Es ist schön und auch bedeutsam, diese Audienz gerade am heutigen Aschermittwoch zu halten. Wir beginnen den Weg durch die Fastenzeit, und heute sprechen wir über die altehrwürdige Stiftung des »Jubeljahres«; es ist etwas Altehrwürdiges, das in der Heiligen Schrift bezeugt wird. Wir finden es insbesondere im Buch Levitikus, wo es als ein Höhepunkt des religiösen und gesellschaftlichen Lebens des Volkes Israel beschrieben wird.
Alle 50 Jahre, »am Versöhnungstag« (Lev 25,9), wenn die Barmherzigkeit des Herrn auf das ganze Volk herabgerufen wurde, verkündigte der Klang des Horns ein großes Ereignis der Befreiung. Denn im Buch Levitikus lesen wir: »Erklärt dieses fünfzigste Jahr für heilig und ruft Freiheit für alle Bewohner des Landes aus! Es gelte euch als Jubeljahr. Jeder von euch soll zu seinem Grundbesitz zurückkehren, jeder soll zu seiner Sippe heimkehren […] In diesem Jubeljahr soll jeder von euch zu seinem Besitz zurückkehren« (25,10.13). Wenn jemand gezwungen war, sein Land oder sein Haus zu verkaufen, konnte er es diesen Weisungen zufolge im Jubeljahr wieder in Besitz nehmen. Und wenn jemand Schulden gemacht hatte und – da er sie nicht zurückzahlen konnte – gezwungen war, sich in den Dienst des Gläubigers zu stellen, konnte er als freier Mann in seine Familie zurückkehren und den ganzen Besitz zurückerhalten.

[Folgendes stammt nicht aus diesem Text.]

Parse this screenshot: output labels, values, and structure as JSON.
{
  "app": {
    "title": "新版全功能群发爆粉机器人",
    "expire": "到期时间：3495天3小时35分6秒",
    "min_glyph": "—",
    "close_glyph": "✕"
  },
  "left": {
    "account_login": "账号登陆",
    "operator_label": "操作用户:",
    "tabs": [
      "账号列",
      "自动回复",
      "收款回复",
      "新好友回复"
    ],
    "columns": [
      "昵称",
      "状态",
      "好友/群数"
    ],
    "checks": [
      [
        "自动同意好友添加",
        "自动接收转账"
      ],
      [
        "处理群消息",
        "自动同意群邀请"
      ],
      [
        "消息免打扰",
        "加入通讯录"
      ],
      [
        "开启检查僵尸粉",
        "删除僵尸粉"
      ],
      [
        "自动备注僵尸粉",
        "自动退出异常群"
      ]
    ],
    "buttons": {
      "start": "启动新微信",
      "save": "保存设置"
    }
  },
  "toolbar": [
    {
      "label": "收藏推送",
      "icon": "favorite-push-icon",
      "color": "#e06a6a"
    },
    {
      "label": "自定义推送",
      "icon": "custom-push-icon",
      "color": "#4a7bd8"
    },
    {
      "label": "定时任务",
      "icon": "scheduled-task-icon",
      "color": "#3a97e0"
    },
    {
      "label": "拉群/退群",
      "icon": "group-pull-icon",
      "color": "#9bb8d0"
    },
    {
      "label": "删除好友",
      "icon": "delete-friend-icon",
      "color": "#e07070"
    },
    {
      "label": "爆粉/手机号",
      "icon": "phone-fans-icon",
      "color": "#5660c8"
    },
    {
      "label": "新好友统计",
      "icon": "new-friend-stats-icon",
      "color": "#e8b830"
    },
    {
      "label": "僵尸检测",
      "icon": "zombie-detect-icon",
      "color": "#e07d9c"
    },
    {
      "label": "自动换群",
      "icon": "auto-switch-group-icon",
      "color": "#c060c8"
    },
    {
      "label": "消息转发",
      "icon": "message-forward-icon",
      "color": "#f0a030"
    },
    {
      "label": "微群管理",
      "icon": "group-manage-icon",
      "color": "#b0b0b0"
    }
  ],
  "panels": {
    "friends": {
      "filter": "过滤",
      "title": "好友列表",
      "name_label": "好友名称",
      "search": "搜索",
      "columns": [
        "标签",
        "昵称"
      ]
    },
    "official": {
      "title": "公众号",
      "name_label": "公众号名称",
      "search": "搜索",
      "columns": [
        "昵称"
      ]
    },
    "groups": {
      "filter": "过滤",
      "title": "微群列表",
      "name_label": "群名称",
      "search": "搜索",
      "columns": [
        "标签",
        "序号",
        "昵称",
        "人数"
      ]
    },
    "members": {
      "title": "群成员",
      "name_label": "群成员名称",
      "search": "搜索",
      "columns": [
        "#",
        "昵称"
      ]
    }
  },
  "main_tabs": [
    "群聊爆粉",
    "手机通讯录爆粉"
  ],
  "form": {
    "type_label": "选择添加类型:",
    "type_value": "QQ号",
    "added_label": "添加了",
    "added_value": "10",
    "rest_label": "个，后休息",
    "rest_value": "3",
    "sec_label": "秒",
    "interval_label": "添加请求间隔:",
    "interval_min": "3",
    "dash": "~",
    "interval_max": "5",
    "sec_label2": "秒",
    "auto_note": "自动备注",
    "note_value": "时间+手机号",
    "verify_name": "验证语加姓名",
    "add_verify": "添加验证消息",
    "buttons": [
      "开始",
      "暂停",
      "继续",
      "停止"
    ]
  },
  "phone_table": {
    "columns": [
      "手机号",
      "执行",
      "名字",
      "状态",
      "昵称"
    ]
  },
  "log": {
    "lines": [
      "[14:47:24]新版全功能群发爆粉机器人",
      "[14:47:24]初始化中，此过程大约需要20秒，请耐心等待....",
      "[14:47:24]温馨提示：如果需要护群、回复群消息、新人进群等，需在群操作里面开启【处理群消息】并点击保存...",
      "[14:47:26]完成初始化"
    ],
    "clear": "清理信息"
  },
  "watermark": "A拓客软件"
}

Es war eine Art »Generalvergebung«, die allen ermöglichte, ihre ursprüngliche Situation wiederzuerhalten. Jede Schuld wurde erlassen, Grund und Boden zurückgegeben, man konnte wieder die eigene Freiheit als Angehörige des Volkes Gottes genießen: eines »heiligen« Volkes, in dem Vorschriften wie die über das Jubeljahr dazu dienten, Armut und Ungleichheit zu bekämpfen und allen ein würdevolles Leben und eine gerechte Verteilung des Landes zu gewähren, um darauf zu wohnen und seinen Lebensunterhalt zu verdienen. Der zentrale Gedanke war, dass das Land eigentlich Gott gehört und den Menschen anvertraut ist und daher niemand sich den ausschließlichen Besitz anmaßen und Situationen der Ungleichheit schaffen kann. Darüber können wir heute immer wieder nachdenken; jeder sollte in seinem Herzen überlegen, ob er zu viele Dinge hat. Warum soll man sie nicht jenen überlassen, die nichts haben? Zehn Prozent, 50 Prozent… Ich schlage vor: Der Heilige Geist möge einem jeden von euch die Eingebung schenken.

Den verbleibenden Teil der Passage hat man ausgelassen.